China’s economy is now the second largest in the world based on GDP. Consumer activity could become a larger part of that if the trade surplus trend continues. That along with strong exports should keep China’s economy expansion at 8% to 10% presuming inflation and some measure of trade protectionism from the West does not cripple its growth.

The Wall Street Journal panel of economists recently said that 2011 GDP growth will happen more rapidly than expected. “The 51 economists polled—not all of whom answer every question in the survey—expect gross domestic product will be 3.5% higher in the fourth quarter of 2011 than a year earlier, up from the 3.3% increase they projected in last month’s survey. That would be the largest increase since 2003,” the Journal reported. Based on consumer and business confidence, the growth may be even faster. The 2011 tax cuts and an even modest increase in employment could tip the US economy into really rapid growth, particularly for a nation with GDP of $15 trillion.
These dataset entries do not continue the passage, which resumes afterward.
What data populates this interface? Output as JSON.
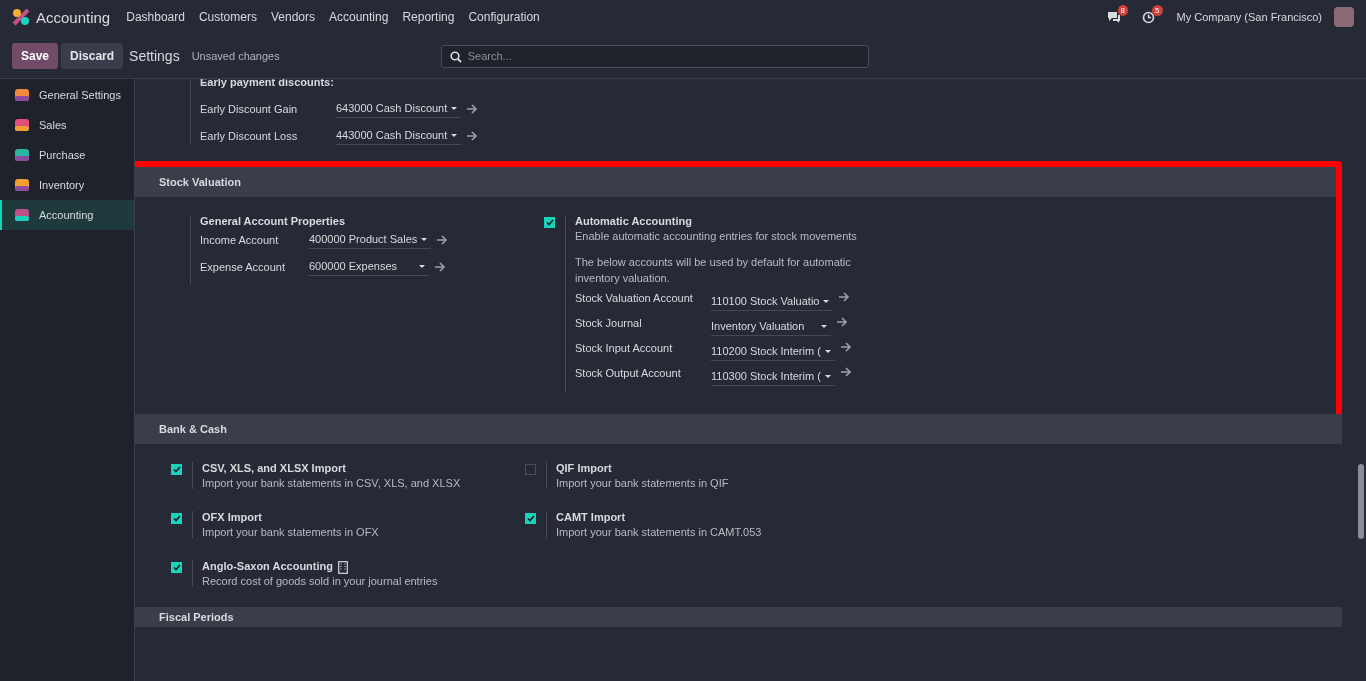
{
  "topbar": {
    "app": "Accounting",
    "menu": [
      "Dashboard",
      "Customers",
      "Vendors",
      "Accounting",
      "Reporting",
      "Configuration"
    ],
    "messages_count": "8",
    "activities_count": "5",
    "company": "My Company (San Francisco)"
  },
  "control_panel": {
    "buttons": [
      {
        "label": "Save",
        "kind": "primary"
      },
      {
        "label": "Discard",
        "kind": "secondary"
      }
    ],
    "title": "Settings",
    "status": "Unsaved changes",
    "search": {
      "placeholder": "Search..."
    }
  },
  "sidebar": {
    "items": [
      {
        "label": "General Settings",
        "selected": false
      },
      {
        "label": "Sales",
        "selected": false
      },
      {
        "label": "Purchase",
        "selected": false
      },
      {
        "label": "Inventory",
        "selected": false
      },
      {
        "label": "Accounting",
        "selected": true
      }
    ]
  },
  "early_discounts": {
    "heading": "Early payment discounts:",
    "fields": [
      {
        "label": "Early Discount Gain",
        "value": "643000 Cash Discount"
      },
      {
        "label": "Early Discount Loss",
        "value": "443000 Cash Discount"
      }
    ]
  },
  "stock_valuation": {
    "title": "Stock Valuation",
    "highlighted": true,
    "general": {
      "heading": "General Account Properties",
      "fields": [
        {
          "label": "Income Account",
          "value": "400000 Product Sales"
        },
        {
          "label": "Expense Account",
          "value": "600000 Expenses"
        }
      ]
    },
    "automatic": {
      "checked": true,
      "title": "Automatic Accounting",
      "description": "Enable automatic accounting entries for stock movements",
      "note": "The below accounts will be used by default for automatic inventory valuation.",
      "fields": [
        {
          "label": "Stock Valuation Account",
          "value": "110100 Stock Valuatio"
        },
        {
          "label": "Stock Journal",
          "value": "Inventory Valuation"
        },
        {
          "label": "Stock Input Account",
          "value": "110200 Stock Interim ("
        },
        {
          "label": "Stock Output Account",
          "value": "110300 Stock Interim ("
        }
      ]
    }
  },
  "bank_cash": {
    "title": "Bank & Cash",
    "highlighted": false,
    "options": [
      {
        "title": "CSV, XLS, and XLSX Import",
        "description": "Import your bank statements in CSV, XLS, and XLSX",
        "checked": true,
        "company_icon": false
      },
      {
        "title": "QIF Import",
        "description": "Import your bank statements in QIF",
        "checked": false,
        "company_icon": false
      },
      {
        "title": "OFX Import",
        "description": "Import your bank statements in OFX",
        "checked": true,
        "company_icon": false
      },
      {
        "title": "CAMT Import",
        "description": "Import your bank statements in CAMT.053",
        "checked": true,
        "company_icon": false
      },
      {
        "title": "Anglo-Saxon Accounting",
        "description": "Record cost of goods sold in your journal entries",
        "checked": true,
        "company_icon": true
      }
    ]
  },
  "next_section": {
    "title": "Fiscal Periods"
  }
}
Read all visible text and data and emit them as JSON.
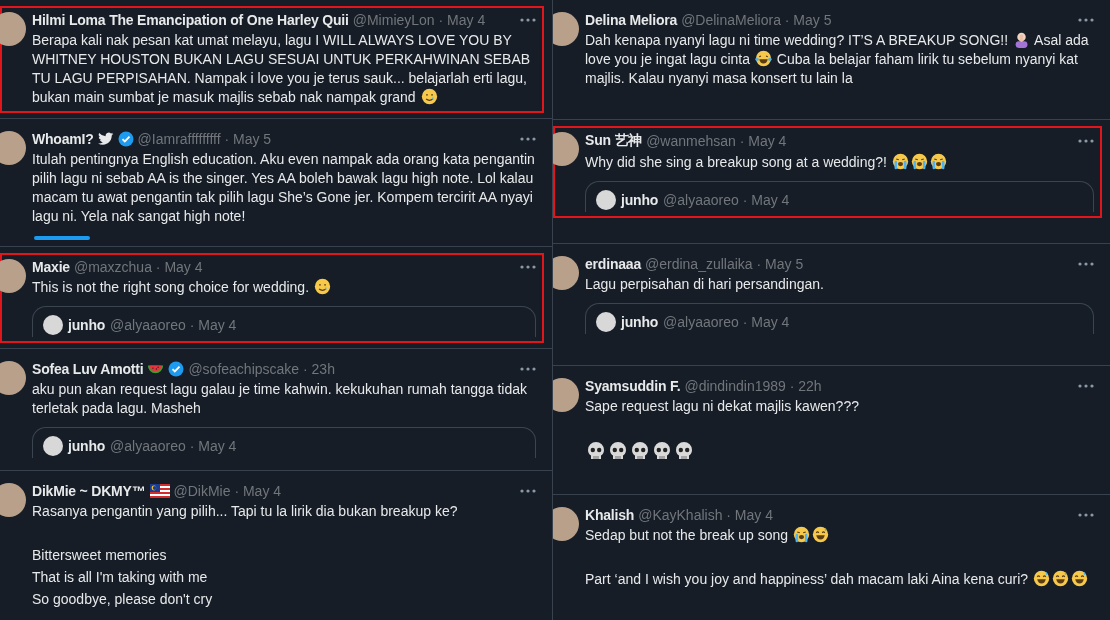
{
  "columns": [
    {
      "cells": [
        {
          "name": "Hilmi Loma The Emancipation of One Harley Quii",
          "meta": "@MimieyLon · May 4",
          "highlighted": true,
          "paragraphs": [
            {
              "kind": "para",
              "parts": [
                {
                  "kind": "text",
                  "t": "Berapa kali nak pesan kat umat melayu, lagu I WILL ALWAYS LOVE YOU BY WHITNEY HOUSTON BUKAN LAGU SESUAI UNTUK PERKAHWINAN SEBAB TU LAGU PERPISAHAN. Nampak i love you je terus sauk... belajarlah erti lagu, bukan main sumbat je masuk majlis sebab nak nampak grand "
                },
                {
                  "kind": "smiletear"
                }
              ]
            }
          ]
        },
        {
          "name": "WhoamI?",
          "badges": [
            {
              "kind": "bird"
            },
            {
              "kind": "verified"
            }
          ],
          "meta": "@Iamrafffffffff · May 5",
          "highlighted": false,
          "tab_indicator": true,
          "paragraphs": [
            {
              "kind": "para",
              "parts": [
                {
                  "kind": "text",
                  "t": "Itulah pentingnya English education. Aku even nampak ada orang kata pengantin pilih lagu ni sebab AA is the singer. Yes AA boleh bawak lagu high note. Lol kalau macam tu awat pengantin tak pilih lagu She’s Gone jer. Kompem tercirit AA nyayi lagu ni. Yela nak sangat high note!"
                }
              ]
            }
          ]
        },
        {
          "name": "Maxie",
          "meta": "@maxzchua · May 4",
          "highlighted": true,
          "paragraphs": [
            {
              "kind": "para",
              "parts": [
                {
                  "kind": "text",
                  "t": "This is not the right song choice for wedding. "
                },
                {
                  "kind": "smiletear"
                }
              ]
            }
          ],
          "quote": {
            "name": "junho",
            "meta": "@alyaaoreo · May 4"
          }
        },
        {
          "name": "Sofea Luv Amotti",
          "badges": [
            {
              "kind": "watermelon"
            },
            {
              "kind": "verified"
            }
          ],
          "meta": "@sofeachipscake · 23h",
          "highlighted": false,
          "paragraphs": [
            {
              "kind": "para",
              "parts": [
                {
                  "kind": "text",
                  "t": "aku pun akan request lagu galau je time kahwin. kekukuhan rumah tangga tidak terletak pada lagu. Masheh"
                }
              ]
            }
          ],
          "quote": {
            "name": "junho",
            "meta": "@alyaaoreo · May 4"
          }
        },
        {
          "name": "DikMie ~ DKMY™",
          "badges": [
            {
              "kind": "flag"
            }
          ],
          "meta": "@DikMie · May 4",
          "highlighted": false,
          "paragraphs": [
            {
              "kind": "para",
              "parts": [
                {
                  "kind": "text",
                  "t": "Rasanya pengantin yang pilih... Tapi tu la lirik dia bukan breakup ke?"
                }
              ]
            },
            {
              "kind": "blank"
            },
            {
              "kind": "para",
              "parts": [
                {
                  "kind": "text",
                  "t": "Bittersweet memories"
                }
              ]
            },
            {
              "kind": "para",
              "parts": [
                {
                  "kind": "text",
                  "t": "That is all I'm taking with me"
                }
              ]
            },
            {
              "kind": "para",
              "parts": [
                {
                  "kind": "text",
                  "t": "So goodbye, please don't cry"
                }
              ]
            }
          ]
        }
      ]
    },
    {
      "cells": [
        {
          "name": "Delina Meliora",
          "meta": "@DelinaMeliora · May 5",
          "highlighted": false,
          "paragraphs": [
            {
              "kind": "para",
              "parts": [
                {
                  "kind": "text",
                  "t": "Dah kenapa nyanyi lagu ni time wedding? IT’S A BREAKUP SONG!! "
                },
                {
                  "kind": "facepalm"
                },
                {
                  "kind": "text",
                  "t": " Asal ada love you je ingat lagu cinta "
                },
                {
                  "kind": "joy"
                },
                {
                  "kind": "text",
                  "t": " Cuba la belajar faham lirik tu sebelum nyanyi kat majlis. Kalau nyanyi masa konsert tu lain la"
                }
              ]
            }
          ]
        },
        {
          "name": "Sun 艺神",
          "meta": "@wanmehsan · May 4",
          "highlighted": true,
          "paragraphs": [
            {
              "kind": "para",
              "parts": [
                {
                  "kind": "text",
                  "t": "Why did she sing a breakup song at a wedding?! "
                },
                {
                  "kind": "sob"
                },
                {
                  "kind": "sob"
                },
                {
                  "kind": "sob"
                }
              ]
            }
          ],
          "quote": {
            "name": "junho",
            "meta": "@alyaaoreo · May 4"
          }
        },
        {
          "name": "erdinaaa",
          "meta": "@erdina_zullaika · May 5",
          "highlighted": false,
          "paragraphs": [
            {
              "kind": "para",
              "parts": [
                {
                  "kind": "text",
                  "t": "Lagu perpisahan di hari persandingan."
                }
              ]
            }
          ],
          "quote": {
            "name": "junho",
            "meta": "@alyaaoreo · May 4"
          }
        },
        {
          "name": "Syamsuddin F.",
          "meta": "@dindindin1989 · 22h",
          "highlighted": false,
          "paragraphs": [
            {
              "kind": "para",
              "parts": [
                {
                  "kind": "text",
                  "t": "Sape request lagu ni dekat majlis kawen???"
                }
              ]
            },
            {
              "kind": "blank"
            },
            {
              "kind": "para",
              "parts": [
                {
                  "kind": "skull"
                },
                {
                  "kind": "skull"
                },
                {
                  "kind": "skull"
                },
                {
                  "kind": "skull"
                },
                {
                  "kind": "skull"
                }
              ]
            }
          ]
        },
        {
          "name": "Khalish",
          "meta": "@KayKhalish · May 4",
          "highlighted": false,
          "paragraphs": [
            {
              "kind": "para",
              "parts": [
                {
                  "kind": "text",
                  "t": "Sedap but not the break up song "
                },
                {
                  "kind": "sob"
                },
                {
                  "kind": "sweatsmile"
                }
              ]
            },
            {
              "kind": "blank"
            },
            {
              "kind": "para",
              "parts": [
                {
                  "kind": "text",
                  "t": "Part ‘and I wish you joy and happiness’ dah macam laki Aina kena curi? "
                },
                {
                  "kind": "sweatsmile"
                },
                {
                  "kind": "sweatsmile"
                },
                {
                  "kind": "sweatsmile"
                }
              ]
            }
          ]
        }
      ]
    }
  ]
}
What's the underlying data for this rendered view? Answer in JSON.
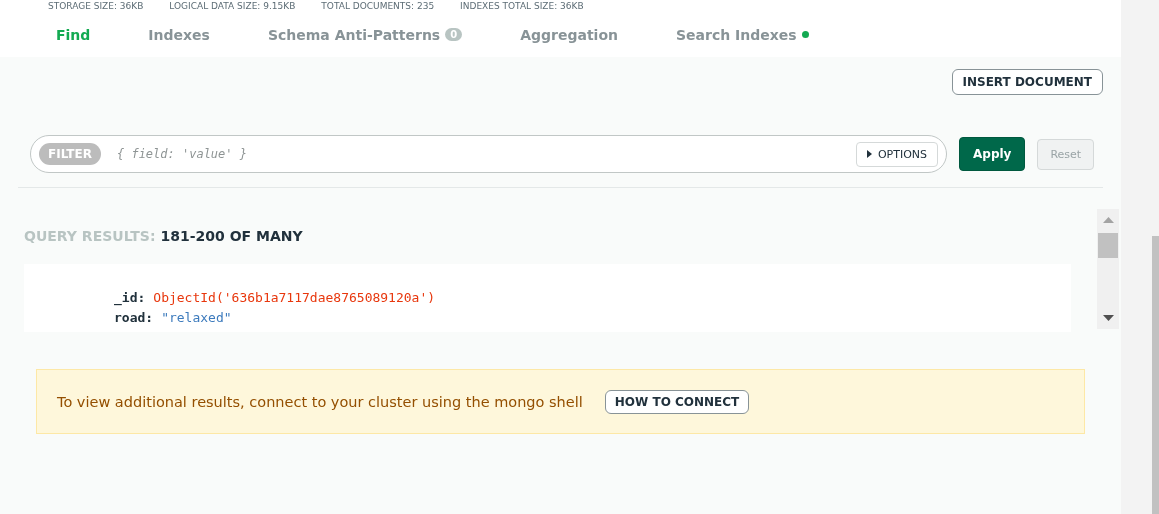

It was only half a year ago that US government and private sector data made a 2011 recovery uncertain. Economists may still refuse to consider unemployment and the damaged housing market enough which would make their optimism misplaced. Presumably, the WSJ economist panel took those things into consideration and believes that the American consumer is tired of austerity and business believes that the earnings improvement of the last two quarters can be maintained.

The US economy was supposed to be what kept global GDP growth modest this year and next. It turns out that may not be true. American demand for goods and services should help the Chinese economy. Germany’s growth rate has improved rapidly as its exports have surged. Its effects on worldwide growth are small but proof that GDP recovery among large nations has quickened when Japan is backed out.

The recession shattered every economy to some extent. The pieces may be coming back together again faster than expected. Global GDP now runs on two large engines, as the US recovery takes an unexpectedly positive turn.

Douglas A. McIntyre

Photo of Douglas A. McIntyre
About the Author Douglas A. McIntyre →

Douglas A. McIntyre is the co-founder, chief executive officer and editor in chief of 24/7 Wall St. and 24/7 Tempo. He has held these jobs since 2006.

McIntyre has written thousands of articles for 24/7 Wall St. He is an expert on corporate finance, the automotive industry, media companies and international finance. He has edited articles on national demographics, sports, personal income and travel.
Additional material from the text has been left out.